Get to Know an Organization: ROTC prepares students for military service and life

Every day millions of men and women in the United States Armed Forces fight for the privilege of freedom that Americans enjoy. Each member has their own experience, their own story, and their own path; for some, that path starts here at the University of Alabama.

Many students who have an interest in a career in the US military choose to begin their journey to join the Armed Forces through the UA ROTC program, or the Reserve Officers’ Training Corps. During training, students choose to pursue their interests through several areas of expertise, including health care, aviation, finance, engineering, translation, and chemistry—just to name a few. This allows members to prepare to become officers in the military while earning their degree, and boasts lofty social, financial, and academic benefits to boot.

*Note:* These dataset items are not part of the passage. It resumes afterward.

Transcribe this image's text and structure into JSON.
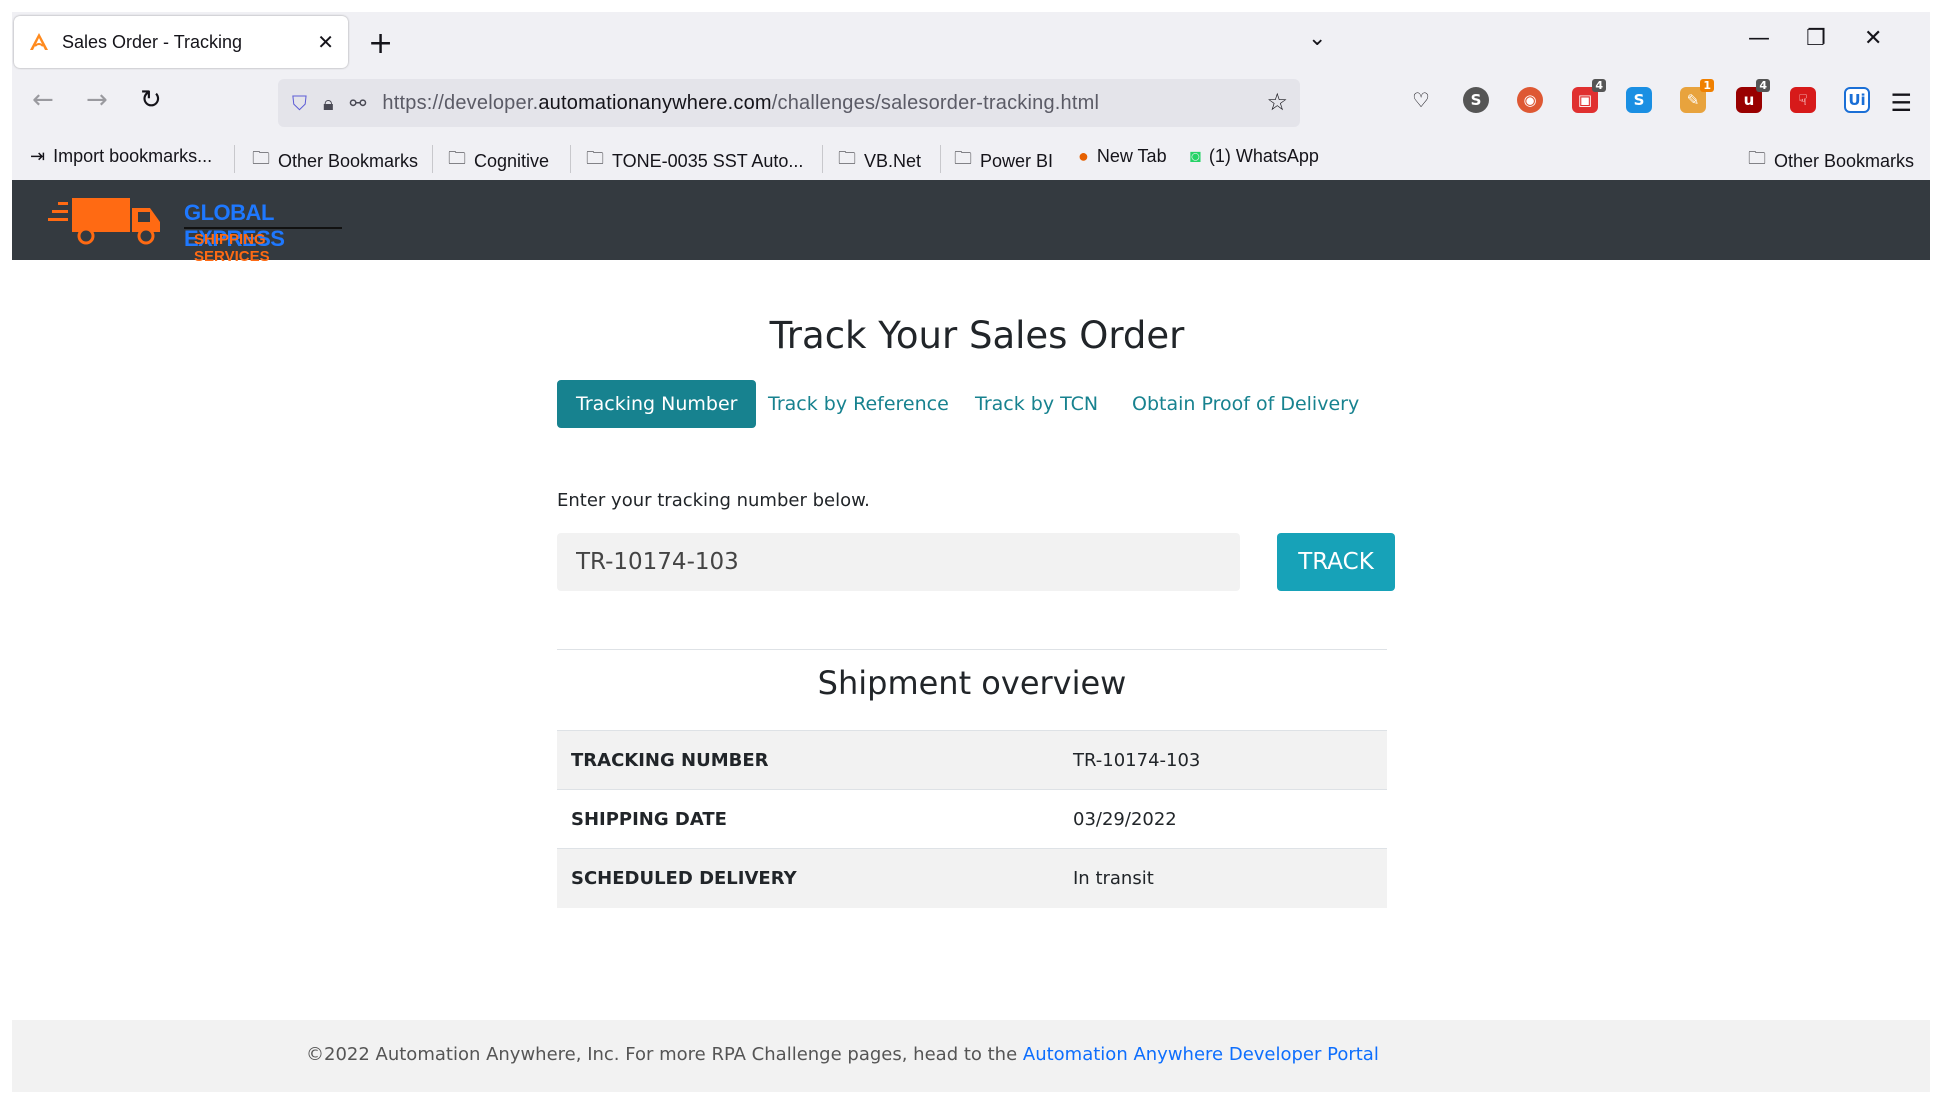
{
  "browser": {
    "tab_title": "Sales Order - Tracking",
    "tab_close": "✕",
    "new_tab": "+",
    "url_prefix": "https://developer.",
    "url_domain": "automationanywhere.com",
    "url_path": "/challenges/salesorder-tracking.html",
    "bookmarks": [
      "Import bookmarks...",
      "Other Bookmarks",
      "Cognitive",
      "TONE-0035 SST Auto...",
      "VB.Net",
      "Power BI",
      "New Tab",
      "(1) WhatsApp"
    ],
    "bookmarks_right": "Other Bookmarks",
    "extension_badges": [
      "4",
      "1",
      "4"
    ],
    "extensions": [
      "S",
      "S",
      "Ui"
    ]
  },
  "header": {
    "logo_line1": "GLOBAL EXPRESS",
    "logo_line2": "SHIPPING SERVICES"
  },
  "main": {
    "title": "Track Your Sales Order",
    "tabs": [
      "Tracking Number",
      "Track by Reference",
      "Track by TCN",
      "Obtain Proof of Delivery"
    ],
    "instruction": "Enter your tracking number below.",
    "tracking_value": "TR-10174-103",
    "track_button": "TRACK",
    "overview_title": "Shipment overview",
    "overview_rows": [
      {
        "label": "TRACKING NUMBER",
        "value": "TR-10174-103"
      },
      {
        "label": "SHIPPING DATE",
        "value": "03/29/2022"
      },
      {
        "label": "SCHEDULED DELIVERY",
        "value": "In transit"
      }
    ]
  },
  "footer": {
    "text": "©2022 Automation Anywhere, Inc. For more RPA Challenge pages, head to the ",
    "link": "Automation Anywhere Developer Portal"
  },
  "colors": {
    "header_bg": "#343a40",
    "accent_teal": "#17828f",
    "track_button": "#17a2b8",
    "link_blue": "#0d6efd",
    "logo_blue": "#1e78ff",
    "logo_orange": "#ff6a13"
  }
}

“I always wanted to join the army...ever since I was a kid; this was the best route, it just made the most sense,” said Matthew Reed, a freshman ROTC member. “It keeps you in good shape...and I think it teaches good time management for someone coming right into college.”

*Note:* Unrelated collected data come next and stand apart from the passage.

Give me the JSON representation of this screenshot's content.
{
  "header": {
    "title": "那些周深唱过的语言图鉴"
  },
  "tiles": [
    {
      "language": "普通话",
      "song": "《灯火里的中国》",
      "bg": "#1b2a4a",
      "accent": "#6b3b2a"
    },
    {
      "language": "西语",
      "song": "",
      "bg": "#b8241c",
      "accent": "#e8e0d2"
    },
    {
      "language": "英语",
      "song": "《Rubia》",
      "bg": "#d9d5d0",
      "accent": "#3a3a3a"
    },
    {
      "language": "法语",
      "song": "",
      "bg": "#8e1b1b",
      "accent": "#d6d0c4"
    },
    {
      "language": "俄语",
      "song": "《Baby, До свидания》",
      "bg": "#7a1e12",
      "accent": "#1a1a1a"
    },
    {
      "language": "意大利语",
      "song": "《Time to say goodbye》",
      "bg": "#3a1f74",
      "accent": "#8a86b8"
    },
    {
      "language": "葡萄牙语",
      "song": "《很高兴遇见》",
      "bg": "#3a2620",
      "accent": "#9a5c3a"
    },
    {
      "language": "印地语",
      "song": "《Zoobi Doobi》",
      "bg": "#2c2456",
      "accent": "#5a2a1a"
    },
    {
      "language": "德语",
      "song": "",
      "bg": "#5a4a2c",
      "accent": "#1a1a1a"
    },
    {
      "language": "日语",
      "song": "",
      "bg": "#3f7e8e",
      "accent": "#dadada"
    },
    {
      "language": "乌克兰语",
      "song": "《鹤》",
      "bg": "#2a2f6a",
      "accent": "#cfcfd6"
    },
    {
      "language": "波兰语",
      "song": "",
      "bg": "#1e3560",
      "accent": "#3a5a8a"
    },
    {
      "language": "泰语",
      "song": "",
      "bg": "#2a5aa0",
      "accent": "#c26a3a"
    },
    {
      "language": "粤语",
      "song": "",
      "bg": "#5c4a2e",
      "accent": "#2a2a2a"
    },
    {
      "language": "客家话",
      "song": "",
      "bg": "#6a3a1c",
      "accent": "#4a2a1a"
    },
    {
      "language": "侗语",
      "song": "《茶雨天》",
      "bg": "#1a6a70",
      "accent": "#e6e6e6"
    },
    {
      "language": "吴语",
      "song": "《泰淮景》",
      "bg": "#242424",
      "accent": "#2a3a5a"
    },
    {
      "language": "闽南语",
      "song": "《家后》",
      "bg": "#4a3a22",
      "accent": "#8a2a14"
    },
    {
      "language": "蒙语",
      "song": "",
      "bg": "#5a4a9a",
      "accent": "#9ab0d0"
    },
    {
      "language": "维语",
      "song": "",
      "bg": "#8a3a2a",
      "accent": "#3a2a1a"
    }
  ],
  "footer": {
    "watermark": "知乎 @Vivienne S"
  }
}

His friends and fellow ROTC members Brett McCracken and Brandon LaSalle nodded in agreement. The group lists multi-faceted benefits of the program, including discipline, strong relationships, good health, and scholarships they’ve gained even in the beginnings of their ROTC career.

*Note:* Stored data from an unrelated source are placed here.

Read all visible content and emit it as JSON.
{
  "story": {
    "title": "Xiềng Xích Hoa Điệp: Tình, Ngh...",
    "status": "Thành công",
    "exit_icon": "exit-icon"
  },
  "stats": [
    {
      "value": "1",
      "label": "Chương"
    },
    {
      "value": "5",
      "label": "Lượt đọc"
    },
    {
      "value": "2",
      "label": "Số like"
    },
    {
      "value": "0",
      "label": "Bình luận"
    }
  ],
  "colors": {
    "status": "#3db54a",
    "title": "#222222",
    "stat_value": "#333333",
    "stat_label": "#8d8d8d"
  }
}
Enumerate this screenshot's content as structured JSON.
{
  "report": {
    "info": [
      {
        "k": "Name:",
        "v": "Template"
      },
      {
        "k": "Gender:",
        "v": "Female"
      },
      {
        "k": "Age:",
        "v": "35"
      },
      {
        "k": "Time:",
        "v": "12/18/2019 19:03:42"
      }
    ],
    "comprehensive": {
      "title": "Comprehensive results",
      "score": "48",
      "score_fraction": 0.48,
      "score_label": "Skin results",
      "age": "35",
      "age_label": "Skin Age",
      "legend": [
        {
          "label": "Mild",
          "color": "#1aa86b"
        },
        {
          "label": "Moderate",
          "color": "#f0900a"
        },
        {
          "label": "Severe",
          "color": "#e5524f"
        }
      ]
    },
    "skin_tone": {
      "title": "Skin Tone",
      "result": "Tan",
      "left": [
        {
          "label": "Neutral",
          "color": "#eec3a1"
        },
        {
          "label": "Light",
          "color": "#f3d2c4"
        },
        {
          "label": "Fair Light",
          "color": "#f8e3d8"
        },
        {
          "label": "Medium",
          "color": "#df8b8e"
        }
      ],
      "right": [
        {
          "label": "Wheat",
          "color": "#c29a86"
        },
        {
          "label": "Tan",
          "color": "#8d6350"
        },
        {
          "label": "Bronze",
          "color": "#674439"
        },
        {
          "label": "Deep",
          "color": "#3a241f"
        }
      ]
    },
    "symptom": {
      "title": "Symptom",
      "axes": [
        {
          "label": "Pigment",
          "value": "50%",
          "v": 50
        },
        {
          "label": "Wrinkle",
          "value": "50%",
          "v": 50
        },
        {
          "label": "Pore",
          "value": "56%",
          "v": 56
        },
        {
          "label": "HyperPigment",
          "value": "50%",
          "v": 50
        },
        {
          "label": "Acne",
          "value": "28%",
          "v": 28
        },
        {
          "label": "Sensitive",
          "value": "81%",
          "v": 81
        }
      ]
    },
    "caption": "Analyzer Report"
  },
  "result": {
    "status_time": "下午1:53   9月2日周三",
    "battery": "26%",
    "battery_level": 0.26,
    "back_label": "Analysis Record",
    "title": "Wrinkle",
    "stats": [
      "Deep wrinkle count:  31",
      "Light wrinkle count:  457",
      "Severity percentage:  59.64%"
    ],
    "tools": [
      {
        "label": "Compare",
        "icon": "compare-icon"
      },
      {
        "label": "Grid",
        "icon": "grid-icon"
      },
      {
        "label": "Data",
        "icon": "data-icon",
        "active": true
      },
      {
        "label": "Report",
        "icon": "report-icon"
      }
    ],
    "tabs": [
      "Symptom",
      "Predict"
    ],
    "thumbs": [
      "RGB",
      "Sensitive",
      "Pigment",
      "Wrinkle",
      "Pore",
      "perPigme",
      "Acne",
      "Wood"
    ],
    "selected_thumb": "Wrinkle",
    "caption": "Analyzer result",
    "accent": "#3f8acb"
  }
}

“You make friends you’ll have your whole time in college and after...you get PT [physical training] out of it, and it holds you accountable,” said McCracken. “You can’t just fail classes, you have to get study hours.”

The ROTC members must adhere to a strict schedule of workouts, physical fitness tests, required GPA’s with the possibility of mandatory studying hours, and more.

“I think it’s the best career path for someone who wants to be in the military for a long time,” Reed said.

ROTC provides a way for military-minded students to attend University for little to no cost; some scholarships even include money for room and board and books.

The constant companionship and accountability fosters great relationships, but also inspires the students to strive for excellence in the classroom.

“It made me prioritize getting a good GPA, and the guys I’m in ROTC with now are my roommates for next semester,” McCracken said. “There’s a kind of personal responsibility...learning how to do things for yourself.”

McCracken learned of the collegial ROTC program through the JROTC group at his high school, which he participated in all four years; considering his progress coupled with a desire to serve his country he’s had since early childhood, college-level ROTC seemed like a natural next step. When asked about the preparation of potential members, it is decided it all comes down to getting physical.

“Run a lot, work out a lot...start waking up early,” McCracken said.

Workouts start bright and early several mornings a week at 5.30 am, and it seems to be an opinion shared by the group: it takes a sort of perseverance to keep up with the intense schedule. The guilty pleasures of late nights and junk food have no place here. Three boxes of pasta sit on a table in the friend's kitchen next to a lone jar of spaghetti sauce and a large jug of Hawaiian punch—a way for the men to “carb up” and stay hydrated for more energy in preparation for their upcoming PT test.